Sache tout de même qu'hier nous avons décidé dans plusieurs écoles de venir travailler un jour de grève, de marquer cette journée d'action d'une autre façon et de manifester un dimanche. Une vraie révolution dans ton monde intérieur, ces profs qui n'ont pas profité de l'occasion pour exercer leur absentéisme chronique, non ?

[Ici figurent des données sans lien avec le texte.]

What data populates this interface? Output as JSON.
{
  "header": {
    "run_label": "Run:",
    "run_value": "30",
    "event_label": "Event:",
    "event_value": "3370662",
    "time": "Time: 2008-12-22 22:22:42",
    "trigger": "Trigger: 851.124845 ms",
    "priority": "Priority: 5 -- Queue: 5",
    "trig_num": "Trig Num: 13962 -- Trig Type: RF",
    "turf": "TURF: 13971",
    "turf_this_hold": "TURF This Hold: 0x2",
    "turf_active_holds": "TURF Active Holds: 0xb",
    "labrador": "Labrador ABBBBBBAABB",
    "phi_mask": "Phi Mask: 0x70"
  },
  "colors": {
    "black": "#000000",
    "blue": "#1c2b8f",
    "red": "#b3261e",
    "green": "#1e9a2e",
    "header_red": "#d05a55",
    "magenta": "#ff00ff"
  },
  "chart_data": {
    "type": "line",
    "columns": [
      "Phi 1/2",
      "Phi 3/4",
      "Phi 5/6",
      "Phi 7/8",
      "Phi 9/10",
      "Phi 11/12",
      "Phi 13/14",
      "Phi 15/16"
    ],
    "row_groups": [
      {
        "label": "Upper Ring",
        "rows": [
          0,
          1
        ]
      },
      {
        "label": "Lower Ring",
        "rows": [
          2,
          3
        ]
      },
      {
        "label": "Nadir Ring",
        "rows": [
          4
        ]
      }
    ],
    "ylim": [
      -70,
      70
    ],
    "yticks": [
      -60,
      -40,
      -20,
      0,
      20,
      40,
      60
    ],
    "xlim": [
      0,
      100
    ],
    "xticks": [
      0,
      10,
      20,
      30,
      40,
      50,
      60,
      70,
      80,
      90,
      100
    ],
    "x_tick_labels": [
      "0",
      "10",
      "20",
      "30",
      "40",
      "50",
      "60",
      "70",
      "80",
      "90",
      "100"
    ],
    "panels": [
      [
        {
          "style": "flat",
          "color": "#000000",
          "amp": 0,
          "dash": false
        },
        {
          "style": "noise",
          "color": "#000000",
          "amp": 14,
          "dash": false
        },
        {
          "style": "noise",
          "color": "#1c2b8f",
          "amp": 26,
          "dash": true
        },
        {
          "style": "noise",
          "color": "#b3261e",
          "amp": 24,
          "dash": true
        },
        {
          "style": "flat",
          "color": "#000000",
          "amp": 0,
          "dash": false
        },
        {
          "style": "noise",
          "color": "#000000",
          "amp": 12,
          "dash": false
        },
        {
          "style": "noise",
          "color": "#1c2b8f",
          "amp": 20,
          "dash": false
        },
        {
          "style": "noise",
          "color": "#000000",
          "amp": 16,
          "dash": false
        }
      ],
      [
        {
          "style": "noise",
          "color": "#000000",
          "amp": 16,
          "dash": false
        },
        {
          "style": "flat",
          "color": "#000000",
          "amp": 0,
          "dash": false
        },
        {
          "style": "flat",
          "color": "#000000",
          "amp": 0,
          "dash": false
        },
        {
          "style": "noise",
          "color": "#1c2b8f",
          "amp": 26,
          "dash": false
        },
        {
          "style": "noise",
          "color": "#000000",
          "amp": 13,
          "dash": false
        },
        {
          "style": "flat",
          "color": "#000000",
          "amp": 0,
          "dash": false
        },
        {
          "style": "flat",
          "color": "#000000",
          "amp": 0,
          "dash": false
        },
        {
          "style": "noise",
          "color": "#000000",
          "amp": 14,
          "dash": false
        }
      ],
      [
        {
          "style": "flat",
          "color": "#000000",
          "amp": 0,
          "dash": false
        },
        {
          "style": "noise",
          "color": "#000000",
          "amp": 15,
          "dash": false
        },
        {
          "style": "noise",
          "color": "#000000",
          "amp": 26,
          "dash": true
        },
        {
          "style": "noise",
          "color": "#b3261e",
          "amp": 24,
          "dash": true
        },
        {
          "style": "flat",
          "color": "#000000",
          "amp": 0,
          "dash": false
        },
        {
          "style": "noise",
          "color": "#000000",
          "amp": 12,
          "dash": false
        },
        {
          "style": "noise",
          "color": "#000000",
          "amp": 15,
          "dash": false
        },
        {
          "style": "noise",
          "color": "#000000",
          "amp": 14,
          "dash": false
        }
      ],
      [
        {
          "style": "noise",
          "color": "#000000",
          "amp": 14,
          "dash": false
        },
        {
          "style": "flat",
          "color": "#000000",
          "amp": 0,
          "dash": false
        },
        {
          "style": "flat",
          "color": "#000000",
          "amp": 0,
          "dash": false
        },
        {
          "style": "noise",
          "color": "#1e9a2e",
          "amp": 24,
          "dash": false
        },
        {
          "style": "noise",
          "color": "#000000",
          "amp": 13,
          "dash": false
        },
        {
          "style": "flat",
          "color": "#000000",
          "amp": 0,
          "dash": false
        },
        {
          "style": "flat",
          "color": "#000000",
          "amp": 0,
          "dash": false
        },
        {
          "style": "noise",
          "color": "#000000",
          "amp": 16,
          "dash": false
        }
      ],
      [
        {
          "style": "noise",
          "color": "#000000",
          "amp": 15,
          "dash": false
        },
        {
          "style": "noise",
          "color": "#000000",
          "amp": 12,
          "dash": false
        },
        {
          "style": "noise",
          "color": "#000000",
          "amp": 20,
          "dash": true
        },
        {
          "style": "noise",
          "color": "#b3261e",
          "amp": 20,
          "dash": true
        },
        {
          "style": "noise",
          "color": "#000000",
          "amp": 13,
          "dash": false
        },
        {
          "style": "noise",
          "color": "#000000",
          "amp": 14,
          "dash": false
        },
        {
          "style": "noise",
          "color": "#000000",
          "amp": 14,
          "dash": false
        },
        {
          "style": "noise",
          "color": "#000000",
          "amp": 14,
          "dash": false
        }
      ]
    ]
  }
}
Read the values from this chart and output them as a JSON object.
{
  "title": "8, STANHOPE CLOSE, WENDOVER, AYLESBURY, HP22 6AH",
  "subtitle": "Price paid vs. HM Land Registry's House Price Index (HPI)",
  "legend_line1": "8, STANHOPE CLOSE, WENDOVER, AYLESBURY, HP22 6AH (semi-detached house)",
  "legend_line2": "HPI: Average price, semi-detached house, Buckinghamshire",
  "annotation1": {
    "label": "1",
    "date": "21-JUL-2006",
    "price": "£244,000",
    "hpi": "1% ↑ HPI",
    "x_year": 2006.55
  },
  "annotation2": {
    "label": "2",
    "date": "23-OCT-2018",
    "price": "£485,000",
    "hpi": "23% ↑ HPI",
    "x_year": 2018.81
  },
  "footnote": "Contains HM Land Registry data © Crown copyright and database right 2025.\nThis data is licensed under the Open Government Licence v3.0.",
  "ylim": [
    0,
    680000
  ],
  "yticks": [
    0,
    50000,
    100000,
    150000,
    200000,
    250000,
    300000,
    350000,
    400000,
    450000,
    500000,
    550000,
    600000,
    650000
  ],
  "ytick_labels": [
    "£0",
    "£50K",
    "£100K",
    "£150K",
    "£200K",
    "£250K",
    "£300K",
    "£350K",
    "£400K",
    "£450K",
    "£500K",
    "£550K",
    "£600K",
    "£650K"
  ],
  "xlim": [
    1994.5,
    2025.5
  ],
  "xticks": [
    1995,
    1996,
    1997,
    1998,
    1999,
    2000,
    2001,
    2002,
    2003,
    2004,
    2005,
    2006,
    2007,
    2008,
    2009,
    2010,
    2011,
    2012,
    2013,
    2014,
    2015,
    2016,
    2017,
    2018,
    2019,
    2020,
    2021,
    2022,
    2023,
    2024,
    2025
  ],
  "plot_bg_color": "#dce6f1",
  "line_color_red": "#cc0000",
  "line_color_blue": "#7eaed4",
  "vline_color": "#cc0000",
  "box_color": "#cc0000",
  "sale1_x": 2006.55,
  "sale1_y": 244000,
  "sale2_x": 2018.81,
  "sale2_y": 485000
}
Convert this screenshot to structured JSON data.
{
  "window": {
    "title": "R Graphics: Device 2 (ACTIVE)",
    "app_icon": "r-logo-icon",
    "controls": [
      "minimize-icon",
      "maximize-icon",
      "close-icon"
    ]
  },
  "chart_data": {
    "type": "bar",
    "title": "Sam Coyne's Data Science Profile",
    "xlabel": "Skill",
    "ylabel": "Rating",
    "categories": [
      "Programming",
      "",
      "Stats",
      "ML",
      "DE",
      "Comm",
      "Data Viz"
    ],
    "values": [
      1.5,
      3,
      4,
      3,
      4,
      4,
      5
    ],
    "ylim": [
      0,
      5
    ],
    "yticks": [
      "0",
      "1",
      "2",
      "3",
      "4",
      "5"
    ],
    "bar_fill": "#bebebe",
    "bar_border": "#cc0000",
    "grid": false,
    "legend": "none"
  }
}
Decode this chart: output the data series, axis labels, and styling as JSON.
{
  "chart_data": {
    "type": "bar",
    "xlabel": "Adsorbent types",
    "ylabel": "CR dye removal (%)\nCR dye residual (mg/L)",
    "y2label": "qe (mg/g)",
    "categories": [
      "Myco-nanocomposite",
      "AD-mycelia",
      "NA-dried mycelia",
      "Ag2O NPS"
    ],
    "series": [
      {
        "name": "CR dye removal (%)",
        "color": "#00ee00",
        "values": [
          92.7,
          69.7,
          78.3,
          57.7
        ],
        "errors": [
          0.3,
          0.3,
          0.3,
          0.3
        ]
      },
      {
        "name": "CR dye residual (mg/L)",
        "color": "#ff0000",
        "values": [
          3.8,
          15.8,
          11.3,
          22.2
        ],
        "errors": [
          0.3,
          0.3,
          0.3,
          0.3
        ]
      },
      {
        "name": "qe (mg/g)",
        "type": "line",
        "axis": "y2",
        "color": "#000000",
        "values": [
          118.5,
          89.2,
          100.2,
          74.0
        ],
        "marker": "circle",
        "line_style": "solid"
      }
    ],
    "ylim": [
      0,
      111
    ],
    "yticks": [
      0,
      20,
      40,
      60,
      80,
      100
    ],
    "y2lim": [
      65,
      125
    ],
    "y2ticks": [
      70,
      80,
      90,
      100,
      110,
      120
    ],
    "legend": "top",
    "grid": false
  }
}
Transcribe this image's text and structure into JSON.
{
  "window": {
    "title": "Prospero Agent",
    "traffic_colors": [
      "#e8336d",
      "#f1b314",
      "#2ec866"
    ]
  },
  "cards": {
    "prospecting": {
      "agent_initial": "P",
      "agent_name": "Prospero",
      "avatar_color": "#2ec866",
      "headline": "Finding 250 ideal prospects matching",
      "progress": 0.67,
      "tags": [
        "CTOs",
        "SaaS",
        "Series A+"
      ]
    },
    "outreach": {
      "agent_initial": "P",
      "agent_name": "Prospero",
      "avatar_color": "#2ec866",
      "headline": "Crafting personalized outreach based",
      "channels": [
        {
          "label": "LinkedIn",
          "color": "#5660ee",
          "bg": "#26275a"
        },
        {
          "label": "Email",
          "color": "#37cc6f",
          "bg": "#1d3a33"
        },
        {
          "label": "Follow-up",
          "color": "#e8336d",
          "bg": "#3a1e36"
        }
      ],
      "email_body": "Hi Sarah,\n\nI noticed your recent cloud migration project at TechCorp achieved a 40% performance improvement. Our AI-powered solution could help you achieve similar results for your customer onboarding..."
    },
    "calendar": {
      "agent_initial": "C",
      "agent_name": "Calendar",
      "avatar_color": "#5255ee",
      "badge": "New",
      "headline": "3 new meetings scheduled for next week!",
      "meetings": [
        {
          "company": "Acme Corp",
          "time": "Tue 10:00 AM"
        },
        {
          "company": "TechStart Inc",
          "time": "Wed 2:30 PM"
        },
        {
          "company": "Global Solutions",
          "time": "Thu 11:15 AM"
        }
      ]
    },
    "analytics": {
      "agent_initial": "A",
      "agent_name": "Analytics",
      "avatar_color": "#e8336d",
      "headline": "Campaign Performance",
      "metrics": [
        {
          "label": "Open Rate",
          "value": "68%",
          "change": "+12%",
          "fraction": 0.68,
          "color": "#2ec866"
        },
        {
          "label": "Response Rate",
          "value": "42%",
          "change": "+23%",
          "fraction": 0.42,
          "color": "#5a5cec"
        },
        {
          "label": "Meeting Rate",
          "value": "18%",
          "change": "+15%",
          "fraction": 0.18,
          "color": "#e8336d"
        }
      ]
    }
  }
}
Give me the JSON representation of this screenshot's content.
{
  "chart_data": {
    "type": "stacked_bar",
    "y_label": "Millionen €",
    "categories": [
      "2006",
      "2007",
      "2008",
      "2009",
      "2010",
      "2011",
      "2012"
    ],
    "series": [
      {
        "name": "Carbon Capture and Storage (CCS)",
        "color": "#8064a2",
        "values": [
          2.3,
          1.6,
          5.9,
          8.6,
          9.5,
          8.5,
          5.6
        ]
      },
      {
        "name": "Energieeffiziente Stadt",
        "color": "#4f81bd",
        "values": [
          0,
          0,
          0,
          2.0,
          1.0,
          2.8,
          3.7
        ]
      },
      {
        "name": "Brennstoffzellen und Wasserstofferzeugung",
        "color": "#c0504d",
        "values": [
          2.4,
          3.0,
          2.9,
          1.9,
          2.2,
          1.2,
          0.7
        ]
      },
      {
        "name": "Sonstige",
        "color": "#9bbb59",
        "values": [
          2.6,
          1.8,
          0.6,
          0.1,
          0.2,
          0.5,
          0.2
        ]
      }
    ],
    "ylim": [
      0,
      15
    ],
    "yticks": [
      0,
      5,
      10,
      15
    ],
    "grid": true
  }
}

Pour ceux qui soutiennent une autre perspective que l'éducation au rabais : hier, nous nous sommes déclarés grévistes et sommes venus travailler, prenant au pied de la lettre une circulaire qui disait que nous avions le droit de changer d'avis au dernier moment. Comme le service minimum est mis en place, les mairies prévoient notre remplacement en fonction du nombre de profs qui se déclarent en grève 48 heures avant. Nous avons décidé de provoquer la venue des remplaçants tout en « changeant d'avis au dernier moment » et donc en venant bosser. Nous espérons avoir ainsi inauguré le concept de service maximum (remplaçants et instits en présence) et surtout avoir mis un joyeux bordel dans les comptes.